Strasbourg : Manifestation des travailleurs de General Motors

Dernières Nouvelles d’Alsace, 1 juillet 2012 :

Plusieurs centaines de personnes ont manifesté hier après-midi dans les rues de Strasbourg, à l’appel de la CGT, afin de garantir l’emploi sur le site de General Motors. Les salariés, parfois venus en famille, ne se font pourtant plus guère d’illusion.
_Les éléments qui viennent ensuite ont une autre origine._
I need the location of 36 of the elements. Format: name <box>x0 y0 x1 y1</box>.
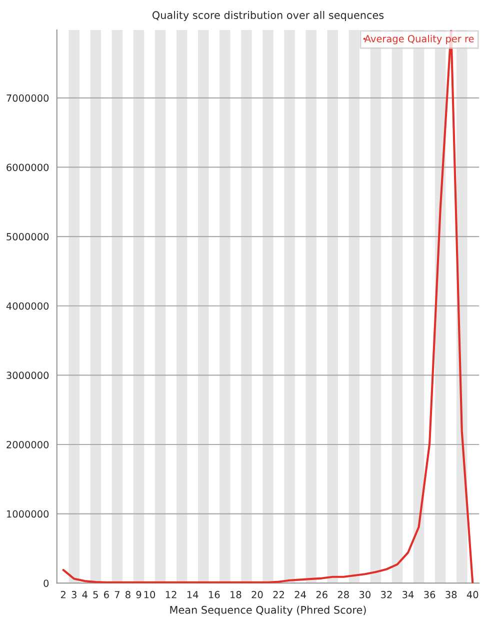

Désormais, les GM s’attendent ouvertement au pire, et pensent d’abord à sauver les meubles. Salarié « depuis vingt ans », Daniel Lesur est quasi certain que son entreprise « va fermer cette année ». « On a fini les commandes pour BMW, qui était notre plus gros client et qui nous lâche, explique cet homme de 40 ans. Au mieux, on est racheté, mais on sera à nouveau là dans deux ans. » Marie-Madeleine, son épouse, est venue battre le pavé à ses côtés.

« Coups tordus »

C’est mon mari, c’est normal, dit-elle. S’il perd son emploi, on devra tout reprendre de zéro. » Quant à une éventuelle fermeture, « je préfère que ce soit le plus tôt possible », concède-t-elle.

« Nous voulons une garantie de la direction nous assurant que si un repreneur venait sans respecter nos acquis, GM reviendrait, détaille Alain Blames-Brice, représentant des cadres du site strasbourgeois. Les engagements pris doivent être tenus. »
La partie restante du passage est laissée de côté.